Yolda yürürken anladı nasıl hisler içinde olduğunu. Fark etti hayattaki adaletsizlikleri. Her gün yürüdüğü yol farklıydı artık ve ondan başka kimse fark etmemişti bunu. Yalnız hissediyordu hayatta ve yalnızlaşmaya mahkûm etmişti kendini. Acılarıyla var oluyordu ve insanların ona acıması sadece bir şeyler hissettiriyordu ona. “Yıllar oldu belki de.” diye düşündü kendi kendine. Ama nedense dün yaşamıştı her şeyi. Yani en azıdan o böyle hatırlıyordu. Kim olduğunu bilmiyordu ve kimsenin de bilmesini istemiyordu. Bir sonraki soldan döndü, sonra bir sonraki sağdan oradan biraz yokuş çıkıp tekrar sola döndüğünde varmıştı sonunda. Ezbere bildiği yollar hep farklıydı ona. Benliğini kaybetmiş ve döngüye sıkışmış gibi aynı yolu yürüyüp duruyordu. Kimdi o? Kadın mı? Erkek mi? Kedi mi? Yoksa bunları hayal eden bunları yaşadığını zanneden bir hayalet miydi? İnsanlar görüyor muydu onu?

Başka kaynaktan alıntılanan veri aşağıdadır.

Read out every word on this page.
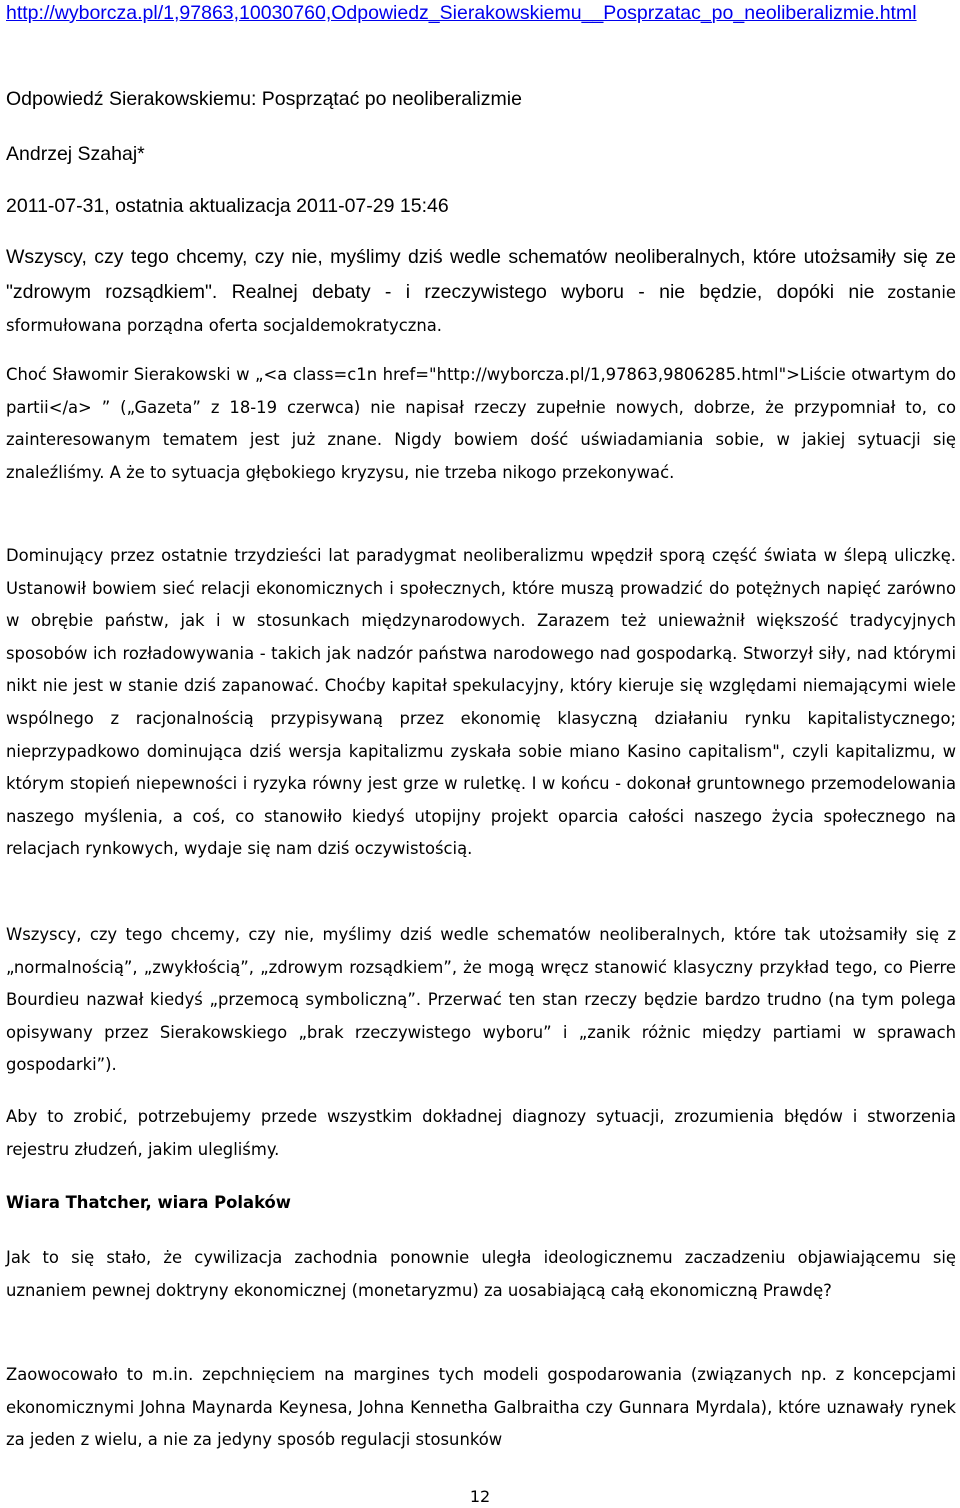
http://wyborcza.pl/1,97863,10030760,Odpowiedz_Sierakowskiemu__Posprzatac_po_neoliberalizmie.html
Odpowiedź Sierakowskiemu: Posprzątać po neoliberalizmie

Andrzej Szahaj*

2011-07-31, ostatnia aktualizacja 2011-07-29 15:46

Wszyscy, czy tego chcemy, czy nie, myślimy dziś wedle schematów neoliberalnych, które utożsamiły się ze "zdrowym rozsądkiem". Realnej debaty - i rzeczywistego wyboru - nie będzie, dopóki nie zostanie sformułowana porządna oferta socjaldemokratyczna.

Choć Sławomir Sierakowski w „<a class=c1n href="http://wyborcza.pl/1,97863,9806285.html">Liście otwartym do partii</a> ” („Gazeta” z 18-19 czerwca) nie napisał rzeczy zupełnie nowych, dobrze, że przypomniał to, co zainteresowanym tematem jest już znane. Nigdy bowiem dość uświadamiania sobie, w jakiej sytuacji się znaleźliśmy. A że to sytuacja głębokiego kryzysu, nie trzeba nikogo przekonywać.

Dominujący przez ostatnie trzydzieści lat paradygmat neoliberalizmu wpędził sporą część świata w ślepą uliczkę. Ustanowił bowiem sieć relacji ekonomicznych i społecznych, które muszą prowadzić do potężnych napięć zarówno w obrębie państw, jak i w stosunkach międzynarodowych. Zarazem też unieważnił większość tradycyjnych sposobów ich rozładowywania - takich jak nadzór państwa narodowego nad gospodarką. Stworzył siły, nad którymi nikt nie jest w stanie dziś zapanować. Choćby kapitał spekulacyjny, który kieruje się względami niemającymi wiele wspólnego z racjonalnością przypisywaną przez ekonomię klasyczną działaniu rynku kapitalistycznego; nieprzypadkowo dominująca dziś wersja kapitalizmu zyskała sobie miano Kasino capitalism", czyli kapitalizmu, w którym stopień niepewności i ryzyka równy jest grze w ruletkę. I w końcu - dokonał gruntownego przemodelowania naszego myślenia, a coś, co stanowiło kiedyś utopijny projekt oparcia całości naszego życia społecznego na relacjach rynkowych, wydaje się nam dziś oczywistością.

Wszyscy, czy tego chcemy, czy nie, myślimy dziś wedle schematów neoliberalnych, które tak utożsamiły się z „normalnością”, „zwykłością”, „zdrowym rozsądkiem”, że mogą wręcz stanowić klasyczny przykład tego, co Pierre Bourdieu nazwał kiedyś „przemocą symboliczną”. Przerwać ten stan rzeczy będzie bardzo trudno (na tym polega opisywany przez Sierakowskiego „brak rzeczywistego wyboru” i „zanik różnic między partiami w sprawach gospodarki”).

Aby to zrobić, potrzebujemy przede wszystkim dokładnej diagnozy sytuacji, zrozumienia błędów i stworzenia rejestru złudzeń, jakim ulegliśmy.

Wiara Thatcher, wiara Polaków

Jak to się stało, że cywilizacja zachodnia ponownie uległa ideologicznemu zaczadzeniu objawiającemu się uznaniem pewnej doktryny ekonomicznej (monetaryzmu) za uosabiającą całą ekonomiczną Prawdę?

Zaowocowało to m.in. zepchnięciem na margines tych modeli gospodarowania (związanych np. z koncepcjami ekonomicznymi Johna Maynarda Keynesa, Johna Kennetha Galbraitha czy Gunnara Myrdala), które uznawały rynek za jeden z wielu, a nie za jedyny sposób regulacji stosunków

12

Teninde hissettiği rüzgâr sadece bir yanılsama mıydı? Aynaya bakmıyordu. Belki de görünmeyecekti aynada çünkü belki de hiç var olmamıştı. Yaşadığı acılar, nefretler, üzüntüler ve daha nicesi hayalden mi ibaretti? Yanında yürüyen uzun boylu sıska suratsız şey neydi peki? Aynadaki yansıması mı yoksa gerçek bir şey mi?

Zamanını kaybetmişti, bulamıyordu. Ulaştığı yer bir varış noktası mıydı, yoksa başlangıç noktası mıydı, bilmiyordu.

Bir sonraki soldan döndü, sonra bir sonraki sağdan oradan biraz yokuş çıkıp tekrar sola döndüğünde varmıştı sonunda. Ezbere bildiği yollar hep farklıydı ona. Benliğini kaybetmiş ve döngüye sıkışmış gibi aynı yolu yürüyüp duruyordu. Bir yere varacaktı bu sefer inanıyordu. Hatırlamaya çalıştığı bir şeyler vardı ama ne olduğunu bile bilmiyordu. Sokaklar değişmişti ve bir farklılık seziyordu. Okuduğu bir kitap vardı ama hatırlamıyordu. İzlediği bir film vardı, hatırlamıyordu. Uzakta bir ayna gördü. “Sokağın ortasında aynanın ne işi var?” diye düşündü yine kendi kendine. Düşünen kimdi peki? sorgulayan kimdi varlığını? Saatine baktı 21.21 yazıyordu saatinde ama her baktığında bu saati görüyordu. Bu saatin bir anlamı var mıydı ve 21.21 olan bir saatte güneş neden öğlenmişçesine davranıyordu?

Bir sonraki soldan döndü, sonra bir sonraki sağdan oradan biraz yokuş çıkıp tekrar sola döndüğünde varmıştı sonunda. Yine vardığını düşünerek sıkıştığı bu cehennemde yanındaki zebanisiyle yürüdüğünden habersiz döngüsünü yaşamaya devam etti. Saat her zaman 21.21 oldu ve öldürdüğü o adamın mezarına gittiği yolda gecenin bir yarısı güneşten kavrulmaya devam etti. Aynayı ise bir daha hiç düşünmedi.